On this day no attempt was made to begin the steep ascent of the east side of the Canyon, but instead terminated right where several old trail signs on trees mark the beginning of the ascent. It was time to return. Although the trip in had only covered 1.5 miles, it had taken about 2 hours including stops. While there would be fewer stops going back, the trip out still took another 2 hours, in part because of dawdling along the way taking photos, but also because of the required 400 foot ascent in elevation in the last mile before reaching the trailhead.
As always, it had been a wonderful day in the Gila!
SUGGESTIONS TO CONSIDER BEFORE TAKING THE RAIN CREEK DAY HIKE
Unlike most day hikes into the Gila National Forest and Gila Wilderness which start at low elevations and end at higher elevations, this hike starts at an elevation of 6,200 feet and then immediately descends 400 feet in elevation to Rain Creek before beginning a slow climb upstream to the second lunch or rest stop at an elevation of 5,900 feet. Thus, the Rain Creek Trail is an easy to moderate hike in, which makes it tempting to go further and attempt the strenuous ascent of the steep switchbacks going up the east side of the Canyon. While the distance for ascending the east side of the Canyon is not prohibitive for a day hike, the physical and energy requirements are challenging. Thus, one might keep in mind how, at the end of a long day, the return climb out of the canyon has a way of somehow becoming twice as long and as steep as it did on the way in that morning!

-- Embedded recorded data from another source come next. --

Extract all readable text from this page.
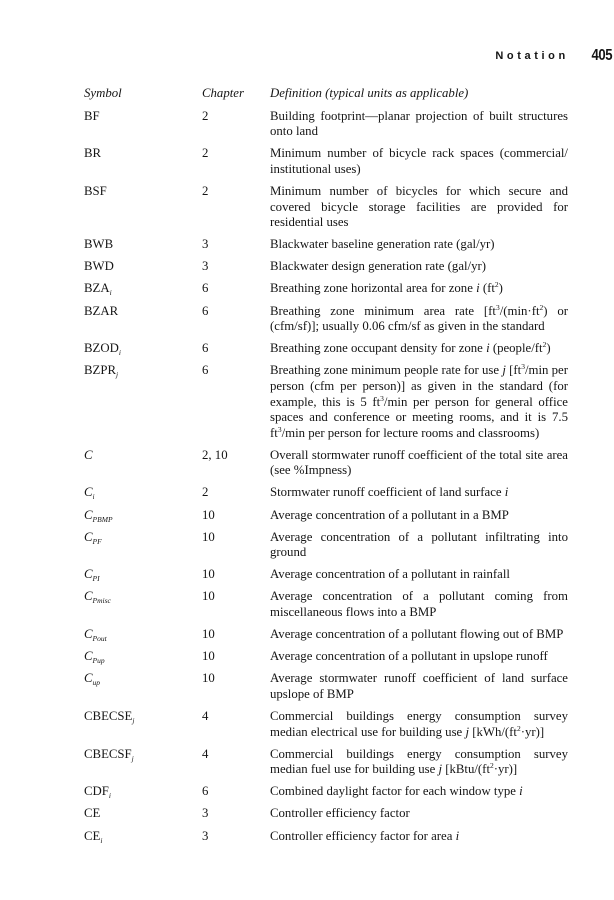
Notation 405
Symbol	Chapter	Definition (typical units as applicable)
BF	2	Building footprint—planar projection of built structures onto land
BR	2	Minimum number of bicycle rack spaces (commercial/ institutional uses)
BSF	2	Minimum number of bicycles for which secure and covered bicycle storage facilities are provided for residential uses
BWB	3	Blackwater baseline generation rate (gal/yr)
BWD	3	Blackwater design generation rate (gal/yr)
$BZA_i$	6	Breathing zone horizontal area for zone i $(ft^2)$
BZAR	6	Breathing zone minimum area rate [$ft^3/(\min\cdot ft^2)$ or (cfm/sf)]; usually 0.06 cfm/sf as given in the standard
$BZOD_i$	6	Breathing zone occupant density for zone i $(people/ft^2)$
$BZPR_j$	6	Breathing zone minimum people rate for use j [$ft^3/\min$ per person (cfm per person)] as given in the standard (for example, this is 5 $ft^3/\min$ per person for general office spaces and conference or meeting rooms, and it is 7.5 $ft^3/\min$ per person for lecture rooms and classrooms)
C	2, 10	Overall stormwater runoff coefficient of the total site area (see %Impness)
$C_i$	2	Stormwater runoff coefficient of land surface i
$C_{PBMP}$	10	Average concentration of a pollutant in a BMP
$C_{PF}$	10	Average concentration of a pollutant infiltrating into ground
$C_{PI}$	10	Average concentration of a pollutant in rainfall
$C_{Pmisc}$	10	Average concentration of a pollutant coming from miscellaneous flows into a BMP
$C_{Pout}$	10	Average concentration of a pollutant flowing out of BMP
$C_{Pup}$	10	Average concentration of a pollutant in upslope runoff
$C_{up}$	10	Average stormwater runoff coefficient of land surface upslope of BMP
$CBECSE_j$	4	Commercial buildings energy consumption survey median electrical use for building use j $[kWh/(ft^2\cdot yr)]$
$CBECSF_j$	4	Commercial buildings energy consumption survey median fuel use for building use j $[kBtu/(ft^2\cdot yr)]$
$CDF_i$	6	Combined daylight factor for each window type i
CE	3	Controller efficiency factor
$CE_i$	3	Controller efficiency factor for area i
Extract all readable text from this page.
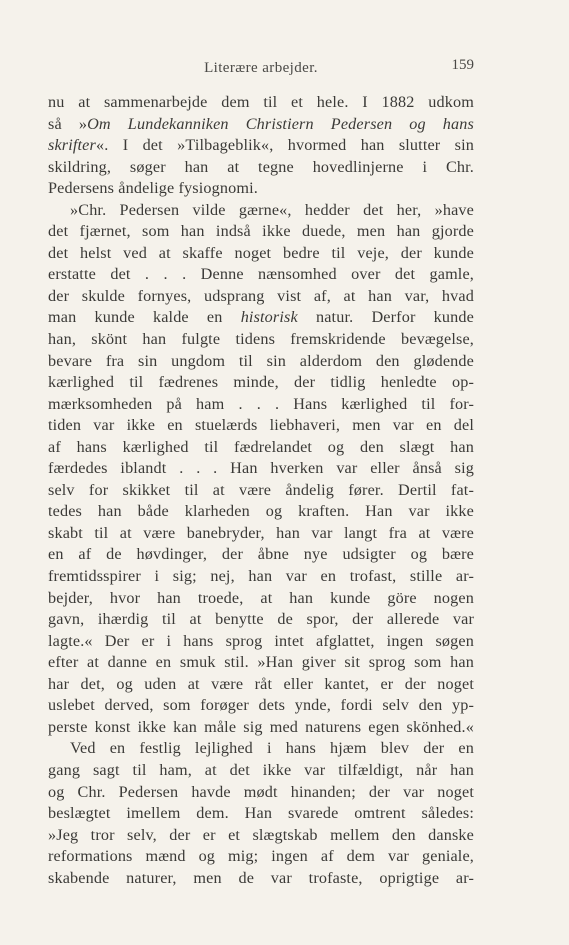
Literære arbejder.	159
nu at sammenarbejde dem til et hele. I 1882 udkom
så »Om Lundekanniken Christiern Pedersen og hans
skrifter«. I det »Tilbageblik«, hvormed han slutter sin
skildring, søger han at tegne hovedlinjerne i Chr.
Pedersens åndelige fysiognomi.
»Chr. Pedersen vilde gærne«, hedder det her, »have
det fjærnet, som han indså ikke duede, men han gjorde
det helst ved at skaffe noget bedre til veje, der kunde
erstatte det . . . Denne nænsomhed over det gamle,
der skulde fornyes, udsprang vist af, at han var, hvad
man kunde kalde en historisk natur. Derfor kunde
han, skönt han fulgte tidens fremskridende bevægelse,
bevare fra sin ungdom til sin alderdom den glødende
kærlighed til fædrenes minde, der tidlig henledte op-
mærksomheden på ham . . . Hans kærlighed til for-
tiden var ikke en stuelærds liebhaveri, men var en del
af hans kærlighed til fædrelandet og den slægt han
færdedes iblandt . . . Han hverken var eller ånså sig
selv for skikket til at være åndelig fører. Dertil fat-
tedes han både klarheden og kraften. Han var ikke
skabt til at være banebryder, han var langt fra at være
en af de høvdinger, der åbne nye udsigter og bære
fremtidsspirer i sig; nej, han var en trofast, stille ar-
bejder, hvor han troede, at han kunde göre nogen
gavn, ihærdig til at benytte de spor, der allerede var
lagte.« Der er i hans sprog intet afglattet, ingen søgen
efter at danne en smuk stil. »Han giver sit sprog som han
har det, og uden at være råt eller kantet, er der noget
uslebet derved, som forøger dets ynde, fordi selv den yp-
perste konst ikke kan måle sig med naturens egen skönhed.«
Ved en festlig lejlighed i hans hjæm blev der en
gang sagt til ham, at det ikke var tilfældigt, når han
og Chr. Pedersen havde mødt hinanden; der var noget
beslægtet imellem dem. Han svarede omtrent således:
»Jeg tror selv, der er et slægtskab mellem den danske
reformations mænd og mig; ingen af dem var geniale,
skabende naturer, men de var trofaste, oprigtige ar-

Normally, access to the Rain Creek Trailhead is excellent, lying only ¼ mile off Sacaton Road. Sacaton Road is, under normal conditions, a well maintained County Road. However, at certain times of the year, when there is significant and prolonged precipitation, portions of the road can become extremely muddy to becoming virtually impassable. Hence, visitors to the area are strongly advised to inquire locally before setting out on this hike.